Menurut mereka, hukum Prancis memberikan banyak ruang untuk kebebasan berekspresi dan memberikan warga hak untuk percaya atau tidak. Para pemimpin Masjid Agung Paris, Lyon dan pulau Reunion di Mediterania Prancis bersama dengan para pemimpin tiga kelompok Muslim, mengutuk terorisme serta semua bentuk kekerasan atas nama agama Islam.

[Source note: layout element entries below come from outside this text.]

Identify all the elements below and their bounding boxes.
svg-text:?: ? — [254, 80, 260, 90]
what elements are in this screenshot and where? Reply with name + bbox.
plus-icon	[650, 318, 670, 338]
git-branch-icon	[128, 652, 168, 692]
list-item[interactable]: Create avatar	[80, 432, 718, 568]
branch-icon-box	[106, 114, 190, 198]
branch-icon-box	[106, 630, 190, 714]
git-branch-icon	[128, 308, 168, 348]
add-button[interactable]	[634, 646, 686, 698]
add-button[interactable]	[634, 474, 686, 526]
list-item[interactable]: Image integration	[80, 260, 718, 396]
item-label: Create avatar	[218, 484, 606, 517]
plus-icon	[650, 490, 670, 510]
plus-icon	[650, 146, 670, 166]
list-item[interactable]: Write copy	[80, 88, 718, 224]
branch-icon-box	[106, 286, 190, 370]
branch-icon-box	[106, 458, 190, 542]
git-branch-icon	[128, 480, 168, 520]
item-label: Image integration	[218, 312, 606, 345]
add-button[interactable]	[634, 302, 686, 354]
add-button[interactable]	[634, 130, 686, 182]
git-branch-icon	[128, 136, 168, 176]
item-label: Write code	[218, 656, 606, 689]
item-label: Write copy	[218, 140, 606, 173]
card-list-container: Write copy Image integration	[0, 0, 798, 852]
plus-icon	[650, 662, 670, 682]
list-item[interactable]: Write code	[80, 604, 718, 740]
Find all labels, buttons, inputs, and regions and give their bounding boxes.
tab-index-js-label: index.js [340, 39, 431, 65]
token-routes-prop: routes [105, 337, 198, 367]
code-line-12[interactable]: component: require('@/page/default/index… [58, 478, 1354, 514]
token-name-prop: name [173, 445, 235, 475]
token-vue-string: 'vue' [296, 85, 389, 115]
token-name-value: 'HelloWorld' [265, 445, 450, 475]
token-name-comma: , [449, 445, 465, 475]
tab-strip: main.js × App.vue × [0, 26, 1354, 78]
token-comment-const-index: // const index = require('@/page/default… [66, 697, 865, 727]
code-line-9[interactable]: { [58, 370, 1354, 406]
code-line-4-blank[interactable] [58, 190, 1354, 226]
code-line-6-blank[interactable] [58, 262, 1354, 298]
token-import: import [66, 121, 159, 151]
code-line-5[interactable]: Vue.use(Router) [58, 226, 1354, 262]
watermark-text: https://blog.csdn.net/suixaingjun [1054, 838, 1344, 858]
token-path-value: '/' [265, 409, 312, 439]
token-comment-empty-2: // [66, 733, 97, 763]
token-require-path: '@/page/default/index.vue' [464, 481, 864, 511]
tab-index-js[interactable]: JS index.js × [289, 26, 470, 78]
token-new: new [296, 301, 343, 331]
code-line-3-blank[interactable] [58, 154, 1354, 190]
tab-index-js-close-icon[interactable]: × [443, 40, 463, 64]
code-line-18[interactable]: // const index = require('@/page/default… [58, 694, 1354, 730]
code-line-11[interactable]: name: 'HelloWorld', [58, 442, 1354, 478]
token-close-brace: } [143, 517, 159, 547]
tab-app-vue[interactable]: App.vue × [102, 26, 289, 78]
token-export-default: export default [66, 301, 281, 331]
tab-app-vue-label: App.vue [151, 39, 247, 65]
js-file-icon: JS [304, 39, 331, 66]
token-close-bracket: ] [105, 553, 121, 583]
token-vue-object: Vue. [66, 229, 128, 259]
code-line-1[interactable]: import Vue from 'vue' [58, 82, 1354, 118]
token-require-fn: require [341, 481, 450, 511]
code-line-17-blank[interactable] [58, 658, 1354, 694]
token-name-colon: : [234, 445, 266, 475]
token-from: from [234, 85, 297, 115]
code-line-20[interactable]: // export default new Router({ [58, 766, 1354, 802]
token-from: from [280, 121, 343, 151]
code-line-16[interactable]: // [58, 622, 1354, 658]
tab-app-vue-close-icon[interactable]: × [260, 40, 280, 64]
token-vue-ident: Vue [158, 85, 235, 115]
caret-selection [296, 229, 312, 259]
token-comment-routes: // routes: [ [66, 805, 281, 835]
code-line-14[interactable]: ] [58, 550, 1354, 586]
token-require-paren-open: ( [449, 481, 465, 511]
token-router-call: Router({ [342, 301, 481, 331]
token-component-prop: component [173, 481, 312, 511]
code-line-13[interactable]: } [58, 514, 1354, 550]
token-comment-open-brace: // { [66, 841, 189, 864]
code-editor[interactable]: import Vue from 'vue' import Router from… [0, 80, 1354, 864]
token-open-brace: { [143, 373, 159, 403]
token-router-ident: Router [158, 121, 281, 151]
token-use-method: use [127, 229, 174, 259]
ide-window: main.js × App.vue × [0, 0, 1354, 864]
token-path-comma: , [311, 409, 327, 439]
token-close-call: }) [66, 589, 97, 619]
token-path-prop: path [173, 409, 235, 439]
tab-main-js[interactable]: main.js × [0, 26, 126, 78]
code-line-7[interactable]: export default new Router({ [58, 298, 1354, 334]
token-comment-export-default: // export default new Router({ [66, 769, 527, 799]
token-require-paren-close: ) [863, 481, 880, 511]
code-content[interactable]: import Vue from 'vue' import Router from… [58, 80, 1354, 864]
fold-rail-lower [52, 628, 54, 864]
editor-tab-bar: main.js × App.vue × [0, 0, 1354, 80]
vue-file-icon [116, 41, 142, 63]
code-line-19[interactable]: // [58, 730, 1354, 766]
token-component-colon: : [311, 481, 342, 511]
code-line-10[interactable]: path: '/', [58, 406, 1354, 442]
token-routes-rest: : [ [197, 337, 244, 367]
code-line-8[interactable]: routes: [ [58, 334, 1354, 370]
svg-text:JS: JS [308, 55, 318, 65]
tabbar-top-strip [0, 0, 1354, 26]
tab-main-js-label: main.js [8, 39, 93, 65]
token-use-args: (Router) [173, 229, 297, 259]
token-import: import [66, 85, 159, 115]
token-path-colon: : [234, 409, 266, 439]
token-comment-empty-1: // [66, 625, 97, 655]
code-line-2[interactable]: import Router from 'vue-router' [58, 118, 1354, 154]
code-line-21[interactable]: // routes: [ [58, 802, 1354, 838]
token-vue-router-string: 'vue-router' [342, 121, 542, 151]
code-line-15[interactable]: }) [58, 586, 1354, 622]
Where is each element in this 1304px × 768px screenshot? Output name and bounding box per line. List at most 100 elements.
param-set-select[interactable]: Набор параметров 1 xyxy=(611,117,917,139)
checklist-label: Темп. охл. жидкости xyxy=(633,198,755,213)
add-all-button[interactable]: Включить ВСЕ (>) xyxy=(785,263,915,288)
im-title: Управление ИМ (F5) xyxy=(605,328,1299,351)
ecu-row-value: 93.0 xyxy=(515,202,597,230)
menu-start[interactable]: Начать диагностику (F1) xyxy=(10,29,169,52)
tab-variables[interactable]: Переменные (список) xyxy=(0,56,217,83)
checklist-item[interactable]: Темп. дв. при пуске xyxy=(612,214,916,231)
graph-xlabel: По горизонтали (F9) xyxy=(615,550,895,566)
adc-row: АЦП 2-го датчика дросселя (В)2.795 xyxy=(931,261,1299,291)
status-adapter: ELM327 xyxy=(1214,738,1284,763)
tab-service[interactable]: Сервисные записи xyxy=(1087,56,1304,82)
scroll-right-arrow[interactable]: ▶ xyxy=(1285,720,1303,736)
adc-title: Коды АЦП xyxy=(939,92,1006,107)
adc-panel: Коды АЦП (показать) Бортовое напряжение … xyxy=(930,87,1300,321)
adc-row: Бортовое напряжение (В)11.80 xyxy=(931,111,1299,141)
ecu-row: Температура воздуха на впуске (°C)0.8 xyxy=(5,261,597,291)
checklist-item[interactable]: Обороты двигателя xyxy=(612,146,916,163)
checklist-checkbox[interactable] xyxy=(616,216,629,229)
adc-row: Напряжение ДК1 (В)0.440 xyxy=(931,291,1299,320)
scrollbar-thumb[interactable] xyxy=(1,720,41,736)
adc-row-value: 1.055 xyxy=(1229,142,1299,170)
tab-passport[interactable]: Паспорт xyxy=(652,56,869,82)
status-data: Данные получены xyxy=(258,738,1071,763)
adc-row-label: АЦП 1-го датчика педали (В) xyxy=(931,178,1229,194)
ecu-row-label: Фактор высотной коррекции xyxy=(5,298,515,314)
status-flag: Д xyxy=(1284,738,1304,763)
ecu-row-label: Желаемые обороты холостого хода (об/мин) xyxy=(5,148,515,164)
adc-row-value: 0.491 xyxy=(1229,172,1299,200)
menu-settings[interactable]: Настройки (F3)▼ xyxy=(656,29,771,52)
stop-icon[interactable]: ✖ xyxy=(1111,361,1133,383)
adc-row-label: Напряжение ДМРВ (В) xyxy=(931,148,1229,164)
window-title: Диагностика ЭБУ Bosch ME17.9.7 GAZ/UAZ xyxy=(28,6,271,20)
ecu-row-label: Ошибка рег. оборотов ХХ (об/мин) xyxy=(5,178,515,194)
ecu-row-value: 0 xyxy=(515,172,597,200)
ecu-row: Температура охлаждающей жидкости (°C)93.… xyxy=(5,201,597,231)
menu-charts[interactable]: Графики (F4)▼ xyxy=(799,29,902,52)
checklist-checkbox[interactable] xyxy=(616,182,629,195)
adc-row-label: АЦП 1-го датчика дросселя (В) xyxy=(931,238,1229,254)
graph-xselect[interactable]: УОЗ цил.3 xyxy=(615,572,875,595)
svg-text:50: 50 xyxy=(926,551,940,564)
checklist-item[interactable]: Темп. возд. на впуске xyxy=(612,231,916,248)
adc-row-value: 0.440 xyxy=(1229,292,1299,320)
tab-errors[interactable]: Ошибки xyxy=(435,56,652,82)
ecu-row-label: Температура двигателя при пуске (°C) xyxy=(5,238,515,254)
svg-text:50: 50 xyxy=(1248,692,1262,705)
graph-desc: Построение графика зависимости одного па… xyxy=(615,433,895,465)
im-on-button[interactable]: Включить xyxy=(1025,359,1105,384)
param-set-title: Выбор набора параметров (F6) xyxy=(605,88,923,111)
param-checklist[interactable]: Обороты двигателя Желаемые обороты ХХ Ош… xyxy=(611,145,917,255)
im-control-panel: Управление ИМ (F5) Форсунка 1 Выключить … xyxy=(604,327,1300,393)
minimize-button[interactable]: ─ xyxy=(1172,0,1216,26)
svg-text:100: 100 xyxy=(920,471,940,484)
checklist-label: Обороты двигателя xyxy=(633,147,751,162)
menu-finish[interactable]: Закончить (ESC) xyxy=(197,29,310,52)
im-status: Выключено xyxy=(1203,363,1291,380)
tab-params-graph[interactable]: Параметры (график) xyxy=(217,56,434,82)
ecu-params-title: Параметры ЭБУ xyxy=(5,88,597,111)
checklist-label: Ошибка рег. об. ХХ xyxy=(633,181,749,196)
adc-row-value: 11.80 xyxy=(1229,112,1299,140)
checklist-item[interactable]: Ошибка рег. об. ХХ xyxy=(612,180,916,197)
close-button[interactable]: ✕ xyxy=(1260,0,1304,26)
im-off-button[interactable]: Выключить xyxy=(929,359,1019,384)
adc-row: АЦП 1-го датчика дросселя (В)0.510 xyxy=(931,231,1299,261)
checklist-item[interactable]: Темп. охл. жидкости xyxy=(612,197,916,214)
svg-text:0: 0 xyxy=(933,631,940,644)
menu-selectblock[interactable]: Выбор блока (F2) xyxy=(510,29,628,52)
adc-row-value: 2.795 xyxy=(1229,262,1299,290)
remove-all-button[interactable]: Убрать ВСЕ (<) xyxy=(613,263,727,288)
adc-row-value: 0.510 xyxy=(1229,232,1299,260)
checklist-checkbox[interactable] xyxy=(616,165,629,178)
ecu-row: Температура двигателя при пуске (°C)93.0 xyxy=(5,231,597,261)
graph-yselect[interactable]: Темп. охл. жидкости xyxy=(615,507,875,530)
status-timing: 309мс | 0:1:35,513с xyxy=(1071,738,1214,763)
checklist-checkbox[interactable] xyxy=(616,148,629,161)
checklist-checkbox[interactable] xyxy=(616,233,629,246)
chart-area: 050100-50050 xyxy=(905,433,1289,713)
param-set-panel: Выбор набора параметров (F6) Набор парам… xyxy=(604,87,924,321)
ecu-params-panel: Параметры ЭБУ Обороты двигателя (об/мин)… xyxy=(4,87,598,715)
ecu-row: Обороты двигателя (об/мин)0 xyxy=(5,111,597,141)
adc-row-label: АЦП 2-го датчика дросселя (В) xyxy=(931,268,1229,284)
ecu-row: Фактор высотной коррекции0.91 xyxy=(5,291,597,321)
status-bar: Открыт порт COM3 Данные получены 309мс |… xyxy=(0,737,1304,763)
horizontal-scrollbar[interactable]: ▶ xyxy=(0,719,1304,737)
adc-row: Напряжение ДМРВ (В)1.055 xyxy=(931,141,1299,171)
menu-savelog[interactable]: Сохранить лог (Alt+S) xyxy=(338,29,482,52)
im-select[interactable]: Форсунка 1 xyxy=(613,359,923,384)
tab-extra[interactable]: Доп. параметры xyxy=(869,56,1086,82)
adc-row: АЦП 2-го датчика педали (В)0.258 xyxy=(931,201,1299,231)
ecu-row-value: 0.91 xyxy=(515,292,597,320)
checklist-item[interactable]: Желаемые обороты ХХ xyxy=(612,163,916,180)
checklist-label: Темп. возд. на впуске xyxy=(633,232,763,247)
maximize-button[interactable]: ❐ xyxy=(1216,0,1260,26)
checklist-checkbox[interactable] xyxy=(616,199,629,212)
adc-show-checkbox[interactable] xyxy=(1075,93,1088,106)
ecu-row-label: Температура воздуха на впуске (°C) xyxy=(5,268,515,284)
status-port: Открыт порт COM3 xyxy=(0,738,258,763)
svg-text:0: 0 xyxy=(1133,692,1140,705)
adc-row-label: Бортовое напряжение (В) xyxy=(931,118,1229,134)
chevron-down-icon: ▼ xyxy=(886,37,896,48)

Mereka juga menyatakan kemarahannya atas seruan pembunuhan yang dilancarkan oleh para pemimpin asing. Hal ini mengacu pada unggahan tweet mantan perdana menteri Malaysia Mahathir Mohamad yang mengklaim Muslim memiliki hak untuk marah dan membunuh jutaan orang Prancis.
Pernyataan itu muncul saat tanggapan berlanjut terhadap pembelaan Presiden Emmanuel Macron atas hak untuk menayangkan karikatur yang menggambarkan Nabi Muhammad. Penayangan karikatur Rasulullah SAW membuat guru sekolah Prancis, Samuel Paty dibunuh.
Puluhan ribu orang mengambil bagian dalam aksi demonstrasi anti-Prancis yang dilanjutkan di Bangladesh, dan Indonesia pada Senin (2/11). Sementara Turki, Suriah, Mali, dan Jalur Gaza juga telah menyaksikan aksi protes. Beberapa ritel dan konsumen Negara Arab di Teluk Persia telah memboikot produk Prancis.
Macron berusaha meredakan ketegangan pada Sabtu lalu. Dia mengatakan kepada Aljazirah, dia mengerti penayangan karikatur terhadap tokoh agama bisa mengejutkan banyak orang sambil mengecam kebohongan negara Prancis ada di belakangnya.